Le parquet de Paris a confirmé à l'AFP que cette enquête pénale "est toujours en cours", malgré le décès du principal mis en cause. Les investigations se poursuivent donc pour déterminer les responsabilités et éclaircir les zones d'ombre de cette affaire financière aux ramifications complexes.

Les aveux troublants révélés par Le Canard Enchaîné

Selon les informations publiées par Le Canard Enchaîné, Eric Freymond aurait fait des révélations capitales devant les juges français durant l'été 2024, peu de temps avant son suicide. Le gestionnaire aurait reconnu avoir vendu en 2008 à LVMH pas moins de 4,8 millions d'actions Hermès appartenant à Nicolas Puech, après plusieurs autres ventes de moindre ampleur.

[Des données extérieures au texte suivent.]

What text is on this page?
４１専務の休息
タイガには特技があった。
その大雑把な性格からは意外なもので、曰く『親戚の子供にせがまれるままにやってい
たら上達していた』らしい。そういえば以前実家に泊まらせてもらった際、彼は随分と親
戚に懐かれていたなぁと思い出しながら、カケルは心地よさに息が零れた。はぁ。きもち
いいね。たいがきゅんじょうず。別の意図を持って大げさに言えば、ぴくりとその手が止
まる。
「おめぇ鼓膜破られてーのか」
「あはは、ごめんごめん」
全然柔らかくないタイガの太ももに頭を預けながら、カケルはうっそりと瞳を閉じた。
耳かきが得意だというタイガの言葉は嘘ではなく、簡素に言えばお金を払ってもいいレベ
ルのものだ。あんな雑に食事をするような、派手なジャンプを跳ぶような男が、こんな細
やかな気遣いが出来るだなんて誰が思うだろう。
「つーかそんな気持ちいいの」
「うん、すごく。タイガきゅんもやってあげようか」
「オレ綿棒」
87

Ces aveux, s'ils sont confirmés, constituent un élément majeur pour comprendre le mécanisme de la spoliation présumée. Ils établiraient un lien direct entre les actions disparues du patrimoine de Puech et leur acquisition par LVMH, au moment même où le groupe menait son offensive sur Hermès.

Le mystère persistant autour du patrimoine de Nicolas Puech

Le sort exact des actions dont avait hérité Nicolas Puech demeure entouré de mystère, malgré les révélations récentes. Cette incertitude alimente les spéculations dans le milieu du luxe et de la finance depuis plusieurs années déjà. La question de savoir où se trouvent précisément ces titres et qui en détient la propriété réelle reste sans réponse définitive.

Axel Dumas, gérant d'Hermès et membre de la famille fondatrice, avait d'ailleurs exprimé publiquement ses doutes fin juillet 2024, après la disparition de l'ancien gestionnaire de fortune. "J'ai depuis longtemps la conviction que Nicolas Puech n'a plus ses actions", avait-il déclaré, confirmant que les dirigeants d'Hermès s'interrogeaient eux aussi sur le devenir de ce patrimoine considérable.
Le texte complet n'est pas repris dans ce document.